CEDH : impossibilité pour un transsexuel d’apparence féminine de changer son prénom masculin avant son opération

La Cour européenne des droits de l’Homme reconnait qu’empêcher un transsexuel d’apparence féminine de changer son prénom masculin avant son opération va à l’encontre de l’article 8 de la Convention européenne des droits de l’Homme.

Lors de sa naissance, S.V. fut inscrite sur les registres de l’état civil comme étant de sexe masculin et fut prénommée L. Considérant toutefois que son identité sexuelle était féminine, S.V. mena une vie sociale en tant que femme, sous le prénom de S.
En 2001, le tribunal civil de Rome l’autorisa à recourir à une opération chirurgicale de conversion sexuelle. En attente de son opération, S.V. demanda au préfet de Rome le changement de son prénom, précisant que compte tenu de son aspect physique, l’indication d’un prénom masculin sur
ses documents d’identité était un motif d’humiliation et d’embarras permanent. Le préfet refusa, estimant qu’en l’absence d’une décision judiciaire définitive portant rectification de l’attribution du sexe, le prénom de la requérante ne pouvait pas être modifié.

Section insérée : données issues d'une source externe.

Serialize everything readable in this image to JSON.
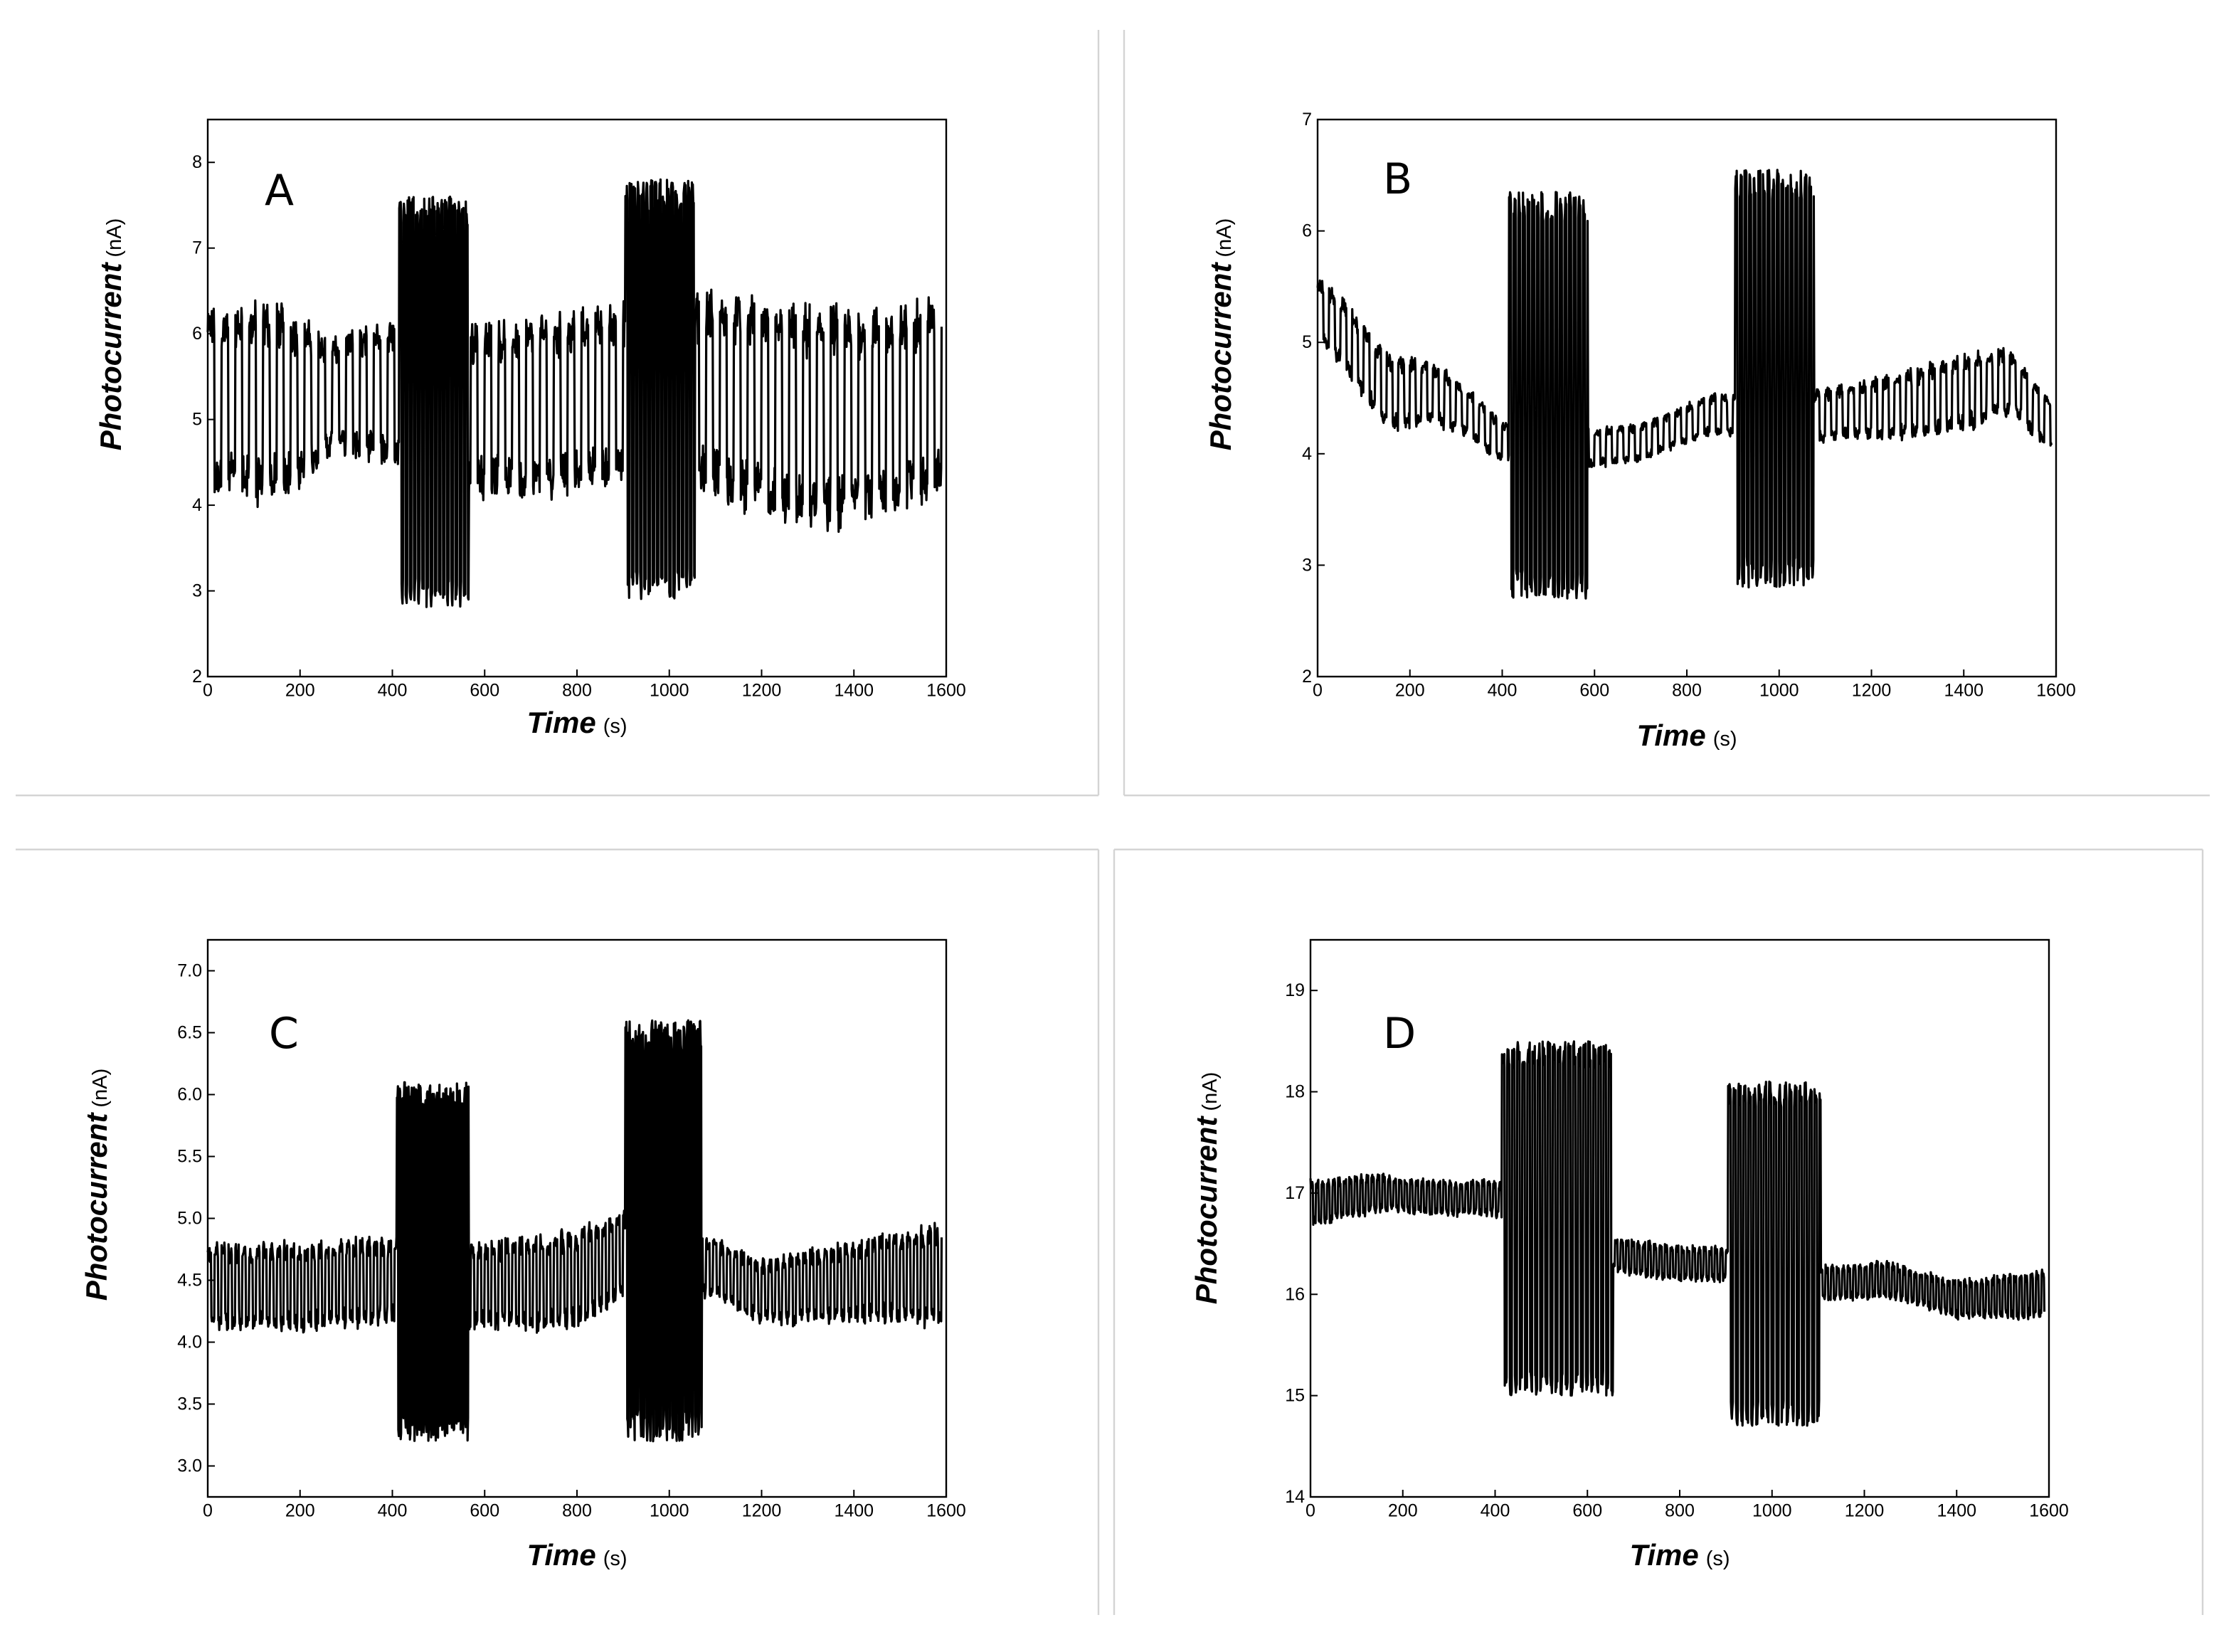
{
  "chart_data": [
    {
      "type": "line",
      "panel_label": "A",
      "xlabel": "Time",
      "xlabel_unit": "(s)",
      "ylabel": "Photocurrent",
      "ylabel_unit": "(nA)",
      "xlim": [
        0,
        1600
      ],
      "ylim": [
        2,
        8.5
      ],
      "xticks": [
        0,
        200,
        400,
        600,
        800,
        1000,
        1200,
        1400,
        1600
      ],
      "yticks": [
        2,
        3,
        4,
        5,
        6,
        7,
        8
      ],
      "ytick_labels": [
        "2",
        "3",
        "4",
        "5",
        "6",
        "7",
        "8"
      ],
      "grid": false,
      "series": [
        {
          "x_range": [
            0,
            1590
          ],
          "period_s": 30,
          "baseline": [
            [
              0,
              5.2
            ],
            [
              200,
              5.2
            ],
            [
              300,
              5.3
            ],
            [
              400,
              5.35
            ],
            [
              600,
              5.1
            ],
            [
              800,
              5.2
            ],
            [
              900,
              5.3
            ],
            [
              1100,
              5.3
            ],
            [
              1300,
              5.0
            ],
            [
              1500,
              5.1
            ],
            [
              1590,
              5.3
            ]
          ],
          "amplitude": [
            [
              0,
              0.9
            ],
            [
              150,
              1.0
            ],
            [
              280,
              0.55
            ],
            [
              400,
              0.75
            ],
            [
              600,
              0.85
            ],
            [
              900,
              0.9
            ],
            [
              1100,
              1.0
            ],
            [
              1300,
              1.1
            ],
            [
              1500,
              1.0
            ],
            [
              1590,
              1.0
            ]
          ],
          "bursts": [
            {
              "x_start": 415,
              "x_end": 565,
              "period_s": 9,
              "high": 7.6,
              "low": 2.8
            },
            {
              "x_start": 905,
              "x_end": 1055,
              "period_s": 9,
              "high": 7.8,
              "low": 2.9
            }
          ]
        }
      ]
    },
    {
      "type": "line",
      "panel_label": "B",
      "xlabel": "Time",
      "xlabel_unit": "(s)",
      "ylabel": "Photocurrent",
      "ylabel_unit": "(nA)",
      "xlim": [
        0,
        1600
      ],
      "ylim": [
        2,
        7
      ],
      "xticks": [
        0,
        200,
        400,
        600,
        800,
        1000,
        1200,
        1400,
        1600
      ],
      "yticks": [
        2,
        3,
        4,
        5,
        6,
        7
      ],
      "ytick_labels": [
        "2",
        "3",
        "4",
        "5",
        "6",
        "7"
      ],
      "grid": false,
      "series": [
        {
          "x_range": [
            0,
            1590
          ],
          "period_s": 25,
          "baseline": [
            [
              0,
              5.3
            ],
            [
              60,
              5.05
            ],
            [
              150,
              4.55
            ],
            [
              250,
              4.55
            ],
            [
              330,
              4.35
            ],
            [
              400,
              4.1
            ],
            [
              600,
              4.05
            ],
            [
              700,
              4.1
            ],
            [
              850,
              4.35
            ],
            [
              1100,
              4.35
            ],
            [
              1300,
              4.45
            ],
            [
              1500,
              4.65
            ],
            [
              1590,
              4.25
            ]
          ],
          "amplitude": [
            [
              0,
              0.25
            ],
            [
              150,
              0.3
            ],
            [
              400,
              0.15
            ],
            [
              600,
              0.15
            ],
            [
              800,
              0.15
            ],
            [
              1100,
              0.2
            ],
            [
              1400,
              0.3
            ],
            [
              1590,
              0.2
            ]
          ],
          "bursts": [
            {
              "x_start": 415,
              "x_end": 585,
              "period_s": 10,
              "high": 6.35,
              "low": 2.7
            },
            {
              "x_start": 905,
              "x_end": 1075,
              "period_s": 10,
              "high": 6.55,
              "low": 2.8
            }
          ]
        }
      ]
    },
    {
      "type": "line",
      "panel_label": "C",
      "xlabel": "Time",
      "xlabel_unit": "(s)",
      "ylabel": "Photocurrent",
      "ylabel_unit": "(nA)",
      "xlim": [
        0,
        1600
      ],
      "ylim": [
        2.75,
        7.25
      ],
      "xticks": [
        0,
        200,
        400,
        600,
        800,
        1000,
        1200,
        1400,
        1600
      ],
      "yticks": [
        3.0,
        3.5,
        4.0,
        4.5,
        5.0,
        5.5,
        6.0,
        6.5,
        7.0
      ],
      "ytick_labels": [
        "3.0",
        "3.5",
        "4.0",
        "4.5",
        "5.0",
        "5.5",
        "6.0",
        "6.5",
        "7.0"
      ],
      "grid": false,
      "series": [
        {
          "x_range": [
            0,
            1590
          ],
          "period_s": 15,
          "baseline": [
            [
              0,
              4.45
            ],
            [
              200,
              4.45
            ],
            [
              400,
              4.5
            ],
            [
              600,
              4.45
            ],
            [
              800,
              4.5
            ],
            [
              900,
              4.7
            ],
            [
              1100,
              4.6
            ],
            [
              1200,
              4.4
            ],
            [
              1300,
              4.45
            ],
            [
              1590,
              4.55
            ]
          ],
          "amplitude": [
            [
              0,
              0.3
            ],
            [
              200,
              0.3
            ],
            [
              400,
              0.3
            ],
            [
              600,
              0.3
            ],
            [
              800,
              0.35
            ],
            [
              1100,
              0.2
            ],
            [
              1300,
              0.25
            ],
            [
              1590,
              0.35
            ]
          ],
          "bursts": [
            {
              "x_start": 410,
              "x_end": 565,
              "period_s": 5,
              "high": 6.1,
              "low": 3.2
            },
            {
              "x_start": 905,
              "x_end": 1070,
              "period_s": 7,
              "high": 6.6,
              "low": 3.2
            }
          ]
        }
      ]
    },
    {
      "type": "line",
      "panel_label": "D",
      "xlabel": "Time",
      "xlabel_unit": "(s)",
      "ylabel": "Photocurrent",
      "ylabel_unit": "(nA)",
      "xlim": [
        0,
        1600
      ],
      "ylim": [
        14,
        19.5
      ],
      "xticks": [
        0,
        200,
        400,
        600,
        800,
        1000,
        1200,
        1400,
        1600
      ],
      "yticks": [
        14,
        15,
        16,
        17,
        18,
        19
      ],
      "ytick_labels": [
        "14",
        "15",
        "16",
        "17",
        "18",
        "19"
      ],
      "grid": false,
      "series": [
        {
          "x_range": [
            0,
            1590
          ],
          "period_s": 12,
          "baseline": [
            [
              0,
              16.9
            ],
            [
              150,
              17.0
            ],
            [
              300,
              16.95
            ],
            [
              400,
              16.95
            ],
            [
              650,
              16.4
            ],
            [
              800,
              16.3
            ],
            [
              900,
              16.3
            ],
            [
              1100,
              16.1
            ],
            [
              1250,
              16.15
            ],
            [
              1400,
              15.95
            ],
            [
              1590,
              16.0
            ]
          ],
          "amplitude": [
            [
              0,
              0.2
            ],
            [
              200,
              0.15
            ],
            [
              400,
              0.15
            ],
            [
              700,
              0.15
            ],
            [
              900,
              0.15
            ],
            [
              1100,
              0.15
            ],
            [
              1300,
              0.15
            ],
            [
              1590,
              0.2
            ]
          ],
          "bursts": [
            {
              "x_start": 415,
              "x_end": 655,
              "period_s": 11,
              "high": 18.5,
              "low": 15.0
            },
            {
              "x_start": 905,
              "x_end": 1105,
              "period_s": 11,
              "high": 18.1,
              "low": 14.7
            }
          ]
        }
      ]
    }
  ]
}
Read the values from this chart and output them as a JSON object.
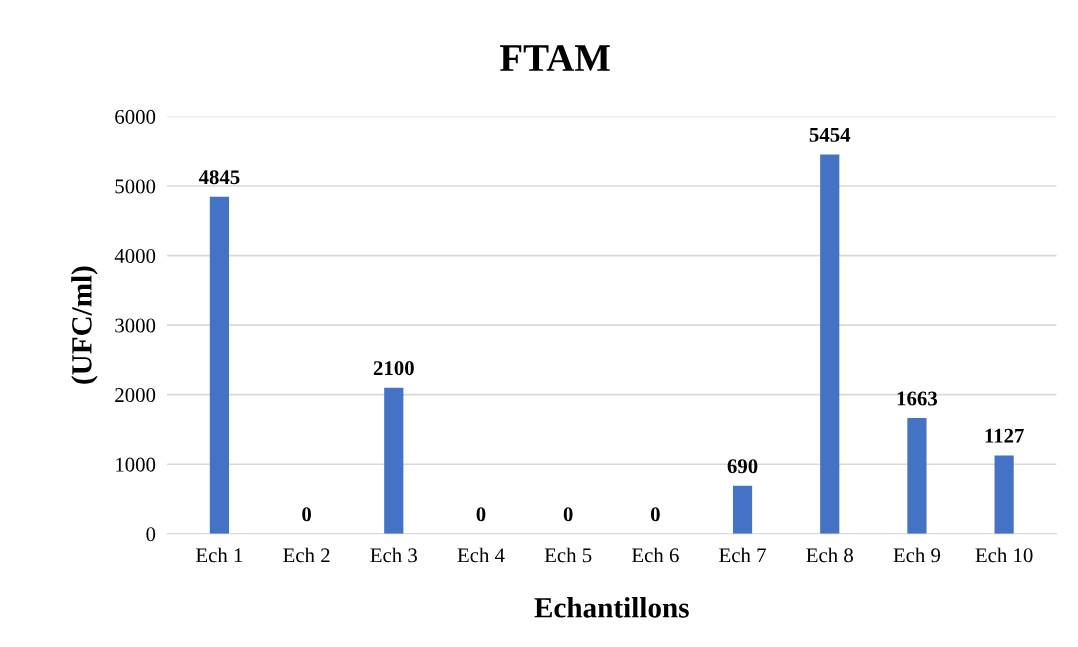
{
  "chart_data": {
    "type": "bar",
    "title": "FTAM",
    "xlabel": "Echantillons",
    "ylabel": "(UFC/ml)",
    "categories": [
      "Ech 1",
      "Ech 2",
      "Ech 3",
      "Ech 4",
      "Ech 5",
      "Ech 6",
      "Ech 7",
      "Ech 8",
      "Ech 9",
      "Ech 10"
    ],
    "values": [
      4845,
      0,
      2100,
      0,
      0,
      0,
      690,
      5454,
      1663,
      1127
    ],
    "color": "#4472c4",
    "ylim": [
      0,
      6000
    ],
    "yticks": [
      0,
      1000,
      2000,
      3000,
      4000,
      5000,
      6000
    ],
    "grid": "y",
    "data_labels": true
  }
}
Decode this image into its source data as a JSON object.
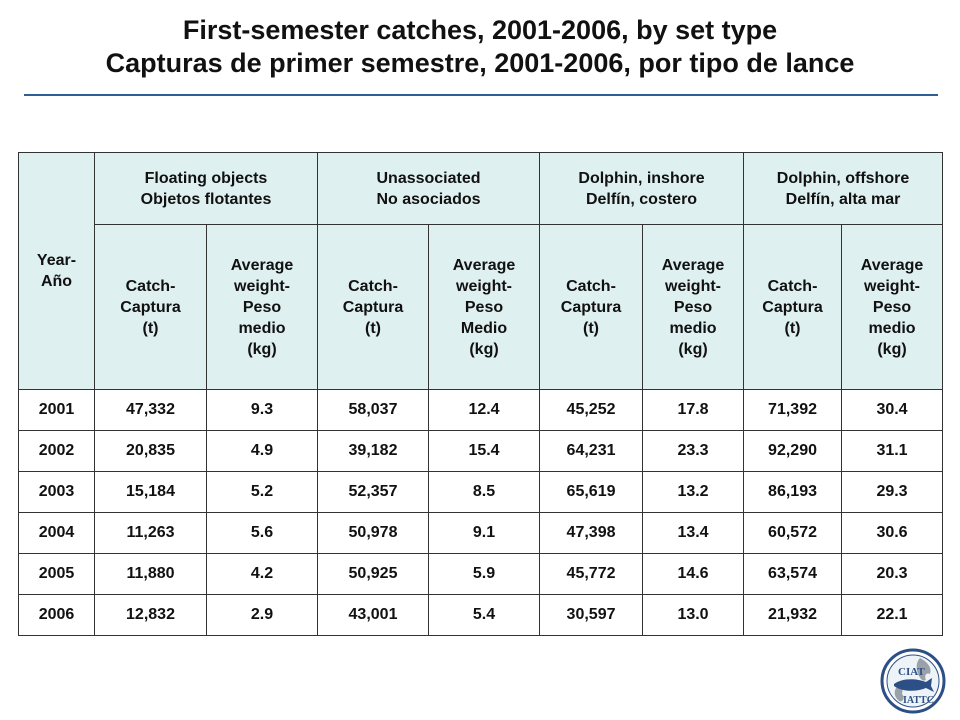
{
  "title": {
    "line1": "First-semester catches, 2001-2006, by set type",
    "line2": "Capturas de primer semestre, 2001-2006, por tipo de lance"
  },
  "table": {
    "year_header": {
      "en": "Year-",
      "es": "Año"
    },
    "groups": [
      {
        "en": "Floating objects",
        "es": "Objetos flotantes"
      },
      {
        "en": "Unassociated",
        "es": "No asociados"
      },
      {
        "en": "Dolphin, inshore",
        "es": "Delfín, costero"
      },
      {
        "en": "Dolphin, offshore",
        "es": "Delfín, alta mar"
      }
    ],
    "sub_headers": [
      [
        "Catch-",
        "Captura",
        "(t)"
      ],
      [
        "Average",
        "weight-",
        "Peso",
        "medio",
        "(kg)"
      ],
      [
        "Catch-",
        "Captura",
        "(t)"
      ],
      [
        "Average",
        "weight-",
        "Peso",
        "Medio",
        "(kg)"
      ],
      [
        "Catch-",
        "Captura",
        "(t)"
      ],
      [
        "Average",
        "weight-",
        "Peso",
        "medio",
        "(kg)"
      ],
      [
        "Catch-",
        "Captura",
        "(t)"
      ],
      [
        "Average",
        "weight-",
        "Peso",
        "medio",
        "(kg)"
      ]
    ],
    "rows": [
      [
        "2001",
        "47,332",
        "9.3",
        "58,037",
        "12.4",
        "45,252",
        "17.8",
        "71,392",
        "30.4"
      ],
      [
        "2002",
        "20,835",
        "4.9",
        "39,182",
        "15.4",
        "64,231",
        "23.3",
        "92,290",
        "31.1"
      ],
      [
        "2003",
        "15,184",
        "5.2",
        "52,357",
        "8.5",
        "65,619",
        "13.2",
        "86,193",
        "29.3"
      ],
      [
        "2004",
        "11,263",
        "5.6",
        "50,978",
        "9.1",
        "47,398",
        "13.4",
        "60,572",
        "30.6"
      ],
      [
        "2005",
        "11,880",
        "4.2",
        "50,925",
        "5.9",
        "45,772",
        "14.6",
        "63,574",
        "20.3"
      ],
      [
        "2006",
        "12,832",
        "2.9",
        "43,001",
        "5.4",
        "30,597",
        "13.0",
        "21,932",
        "22.1"
      ]
    ]
  },
  "logo": {
    "line1": "CIAT",
    "line2": "IATTC"
  }
}
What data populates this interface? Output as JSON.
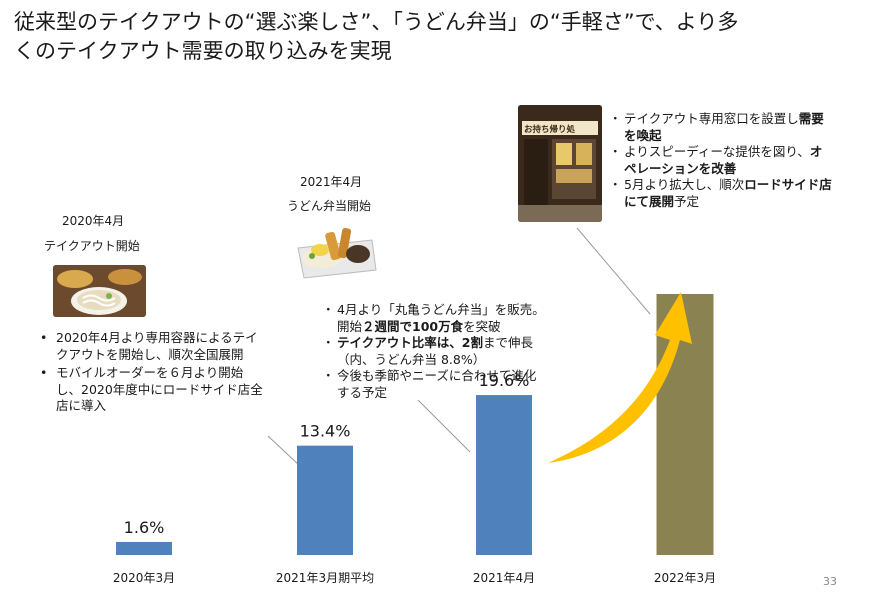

Invoquant les articles 8 (droit au respect de la vie privée et familiale) et 14 (interdiction de la discrimination) de la Convention européenne des droits de l'Homme, S.V. s’est plaint du refus opposé par le préfet à sa demande de changement de prénom au motif qu’elle n’avait pas subi l’opération de conversion sexuelle et qu’une décision judiciaire définitive n’avait pas été rendue à ce propos.

Dans un arrêt du 11 octobre 2018, la Cour européenne des droits de l’Homme observe que l’impossibilité pour S.V. d’obtenir la modification de son prénom pendant une période de deux ans et demi au motif que son parcours de transition ne s’était pas conclu par une opération de conversion sexuelle s’analyse, dans les circonstances de l’espèce, en un manquement de l’Etat défendeur à son obligation positive de garantir le droit de l’intéressée au respect de sa vie privée, allant par conséquent à l’encontre de l’article 8 de la Convention européenne des droits de l’Homme.
Selon la Cour, la rigidité du processus judiciaire de reconnaissance de l’identité sexuelle des personnes transsexuelles, en vigueur à l’époque des faits, a placé S.V. – dont l’apparence physique, de même que l’identité sociale, était déjà féminine depuis longtemps – pendant une période déraisonnable dans une situation anormale lui inspirant des sentiments de vulnérabilité, d’humiliation et d’anxiété.